We’ve now seen where the TaskSetManager updates internal status regarding the task execution, but when (and where) does it check if a particular task can be scheduled on a given executor/node? It does so exactly when the TaskScheduler asks it to assign a WorkOffer to an executor, inside the resourceOffer method call:

/**
* Respond to an offer of a single executor from the scheduler by finding a task
*
* NOTE: this function is either called with a maxLocality which
* would be adjusted by delay scheduling algorithm or it will be with a special
* NO_PREF locality which will be not modified
*
* @param execId the executor Id of the offered resource
* @param host  the host Id of the offered resource
* @param maxLocality the maximum locality we want to schedule the tasks at
*/
@throws[TaskNotSerializableException]
def resourceOffer(
    execId: String,
    host: String,
    maxLocality: TaskLocality.TaskLocality)
: Option[TaskDescription] = {
  val offerBlacklisted = taskSetBlacklistHelperOpt.exists { blacklist =>
    blacklist.isNodeBlacklistedForTaskSet(host) ||
    blacklist.isExecutorBlacklistedForTaskSet(execId)

  if (!isZombie && !offerBlacklisted) {
      var allowedLocality = maxLocality

      if (maxLocality != TaskLocality.NO_PREF) {
        allowedLocality = getAllowedLocalityLevel(curTime)
        if (allowedLocality > maxLocality) {
          // We're not allowed to search for farther-away tasks
          allowedLocality = maxLocality
        }
      }

      dequeueTask(execId, host, allowedLocality).map { case ((index, taskLocality, speculative)) => { 
          // Do task queueing stuff.
      }
  }
}

taskSetBlacklistHelperOpt is a Option[TaskSetBlacklist] instance which is only set to Some[TaskSetBlacklist] if the flag was enabled in the configuration.
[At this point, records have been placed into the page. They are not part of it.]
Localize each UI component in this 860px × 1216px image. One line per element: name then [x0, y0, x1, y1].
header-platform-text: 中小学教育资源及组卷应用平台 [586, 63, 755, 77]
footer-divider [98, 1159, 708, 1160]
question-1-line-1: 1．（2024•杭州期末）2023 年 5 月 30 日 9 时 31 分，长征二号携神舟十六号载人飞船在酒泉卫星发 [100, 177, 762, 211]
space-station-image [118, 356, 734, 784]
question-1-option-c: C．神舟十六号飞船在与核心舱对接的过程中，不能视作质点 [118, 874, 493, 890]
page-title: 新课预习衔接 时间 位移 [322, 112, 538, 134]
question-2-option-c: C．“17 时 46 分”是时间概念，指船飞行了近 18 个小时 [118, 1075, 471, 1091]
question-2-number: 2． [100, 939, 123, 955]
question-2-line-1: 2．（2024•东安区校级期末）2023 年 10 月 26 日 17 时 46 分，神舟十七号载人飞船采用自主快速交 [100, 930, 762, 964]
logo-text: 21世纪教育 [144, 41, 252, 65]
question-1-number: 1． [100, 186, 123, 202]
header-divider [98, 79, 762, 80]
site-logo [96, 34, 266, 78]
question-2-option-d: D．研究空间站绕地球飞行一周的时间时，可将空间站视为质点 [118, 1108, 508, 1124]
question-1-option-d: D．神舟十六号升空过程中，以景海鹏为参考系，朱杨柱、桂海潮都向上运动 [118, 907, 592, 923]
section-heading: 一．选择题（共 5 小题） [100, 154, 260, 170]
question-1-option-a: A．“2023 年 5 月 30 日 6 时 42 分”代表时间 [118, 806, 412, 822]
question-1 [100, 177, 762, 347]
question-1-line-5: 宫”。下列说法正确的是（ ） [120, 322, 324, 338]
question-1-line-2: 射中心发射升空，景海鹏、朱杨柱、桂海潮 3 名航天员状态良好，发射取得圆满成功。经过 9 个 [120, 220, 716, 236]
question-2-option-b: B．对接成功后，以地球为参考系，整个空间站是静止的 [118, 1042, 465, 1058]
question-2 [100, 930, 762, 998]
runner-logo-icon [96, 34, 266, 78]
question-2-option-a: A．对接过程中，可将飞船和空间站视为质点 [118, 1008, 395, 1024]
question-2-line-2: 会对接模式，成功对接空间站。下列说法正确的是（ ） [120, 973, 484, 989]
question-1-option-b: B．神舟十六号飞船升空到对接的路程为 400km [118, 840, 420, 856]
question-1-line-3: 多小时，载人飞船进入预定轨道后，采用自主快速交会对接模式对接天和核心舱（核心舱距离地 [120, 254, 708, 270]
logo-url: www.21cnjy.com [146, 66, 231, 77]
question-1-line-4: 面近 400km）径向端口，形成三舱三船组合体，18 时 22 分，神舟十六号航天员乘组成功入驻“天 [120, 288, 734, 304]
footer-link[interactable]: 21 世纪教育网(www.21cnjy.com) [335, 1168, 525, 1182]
Prior to assinging an offer to an executor, the TaskSetManager checks to see if the host/executor is blacklisted for the task set, if it isn’t, it returns an Option[TaskDescription], assigning the executor this particular task set.

However, there needs to be an additional check. As we’ve seen, we don’t only blacklist an entire task set, we also blacklist indiviudal tasks from running on an executor/node. For that, there is an additional call inside a method called dequeueTask to isTaskBlacklistedOnExecOrNode which checks if the task is blacklisted to run on the executor or node. If it is, attempts to schedule it on the next executor.

What happends if all nodes are blacklisted?

Good question! Spark has an additional validation method inside TaskScheduler.resourceOffers which kicks in if none of the tasks have been scheduled to run. This can happen when all nodes are blacklisted:

if (!launchedAnyTask) {
  taskSet.abortIfCompletelyBlacklisted(hostToExecutors)
}

I won’t go into the implementation of the method, which you can find here. This method validates that all the tasks actually can’t run due to blacklisting, and if it finds out they can’t, it aborts the task set.

Wrapping up

Spark 2.1.0 brings a new ability to configure blacklisting of problematic executors and even entire nodes. This feature can be useful when one is experiencing problems with a particular executor, such as network problems. If you are having failures at the node level, such as disk filled up which is failing your tasks, it is possible to block entire nodes from recieving task sets and entire stages.

The main players in this blacklisting games are the TaskSetManager, responsible for a given task set, and its TaskSetBlacklist instance which handles all the bookkeeping data on who failed where. Together they are consumed by the TaskScheduler which is the one in charge of the actual scheduling of the tasks.

I hope I’ve managed to explain to gory details of the implementation in an approachable way and that you have a basic understanding of what is going on under the covers.